Countersign answers one recurring question: can you prove everyone was told? You share a document, notice, policy or link from your WordPress admin, decide who it goes to, and each person confirms they’ve been made aware of it. Every confirmation is logged with a date and the exact wording they agreed to, and you can export the whole register at any time. It’s designed to be effortless for the people acknowledging — no accounts, no passwords, just a personal code and one tap.

Sharing

• Share a title plus an optional note, an optional external link (e.g. a SharePoint or Drive location), and an optional private file attachment.
• Target each item to everyone or to specific people — each person sees only what’s addressed to them.
• Write your own acknowledgement statement per item (what the person is confirming), or use the sensible default.
• An overview screen shows every shared item with an “acknowledged / total” count and the names and timestamps of who has confirmed.

Acknowledgement (the person’s view)

• A single shortcode, [countersign], turns any WordPress page into the acknowledgement page.
• People enter their personal access code, see only their items, open or download any files or links, and confirm with a clear confirmation step.
• The code is remembered for the session, with a “Switch” option to clear it.

People & access codes

• Maintain a roster; each person gets a unique access code (8+ characters, letters and numbers, not case-sensitive).
• Set the length of auto-generated codes, assign a custom code, regenerate a code, or copy one to the clipboard in a click.
• Remove someone and their code stops working immediately, while their past records are kept.

Audit trail

• Every acknowledgement is recorded with the person’s name, the item, the date and time, the exact statement confirmed, the code used, the IP address and the device (browser user-agent).
• One-click CSV export of the full register for your own records or audits.

Security & privacy (self-hosted by design)

• All data lives in your own WordPress database and on your own server — nothing is sent to a third party.
• File attachments are stored in a protected folder with unguessable names, never in the public Media Library.
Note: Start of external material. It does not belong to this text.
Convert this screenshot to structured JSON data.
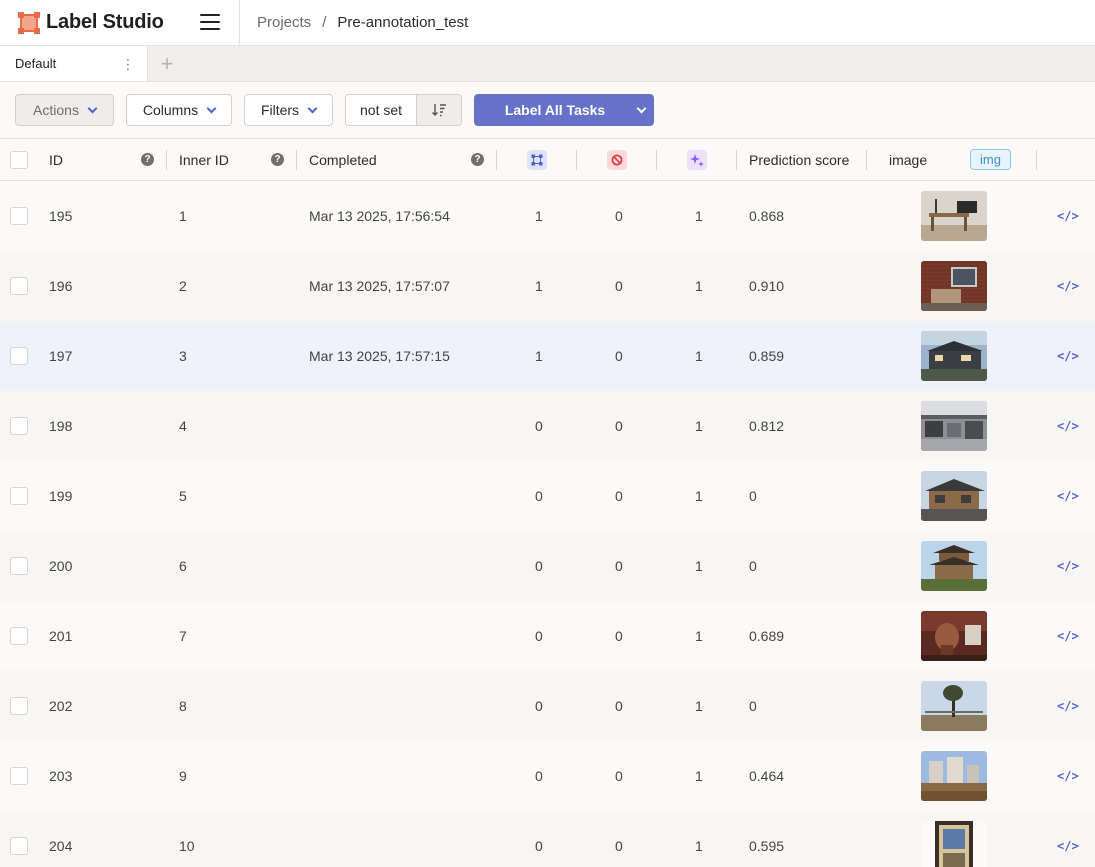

People receive a signed link that expires after one hour and is verified against their code and the item’s recipients before the file is served.
• Uploads are type-checked and rejected if the real file type can’t be verified.
• Access-code attempts are rate-limited per IP with a short lockout to slow guessing.
• Fonts use the visitor’s own device by default — nothing loads from Google unless you switch it on.
• The admin area is protected by your normal WordPress login.

Make it yours

• Customise brand colour, text colour, page and card backgrounds, the “awaiting” status colour, and heading/body fonts, with a live preview and one-click reset.
• The look applies to both the acknowledgement page and the admin screens.

Translation-ready

• The entire interface is translatable, with a .pot template included so you can localise it into any language.

What’s included

• The complete plugin, ready to install via Plugins → Add New → Upload.
• Built-in setup and usage notes, full changelog, and the translation template.
• Licensed GPLv2 or later.

Requirements

• A self-hosted WordPress site (wordpress.org), not WordPress.com.
• For attachment uploads, PHP’s fileinfo extension is recommended so document types verify correctly.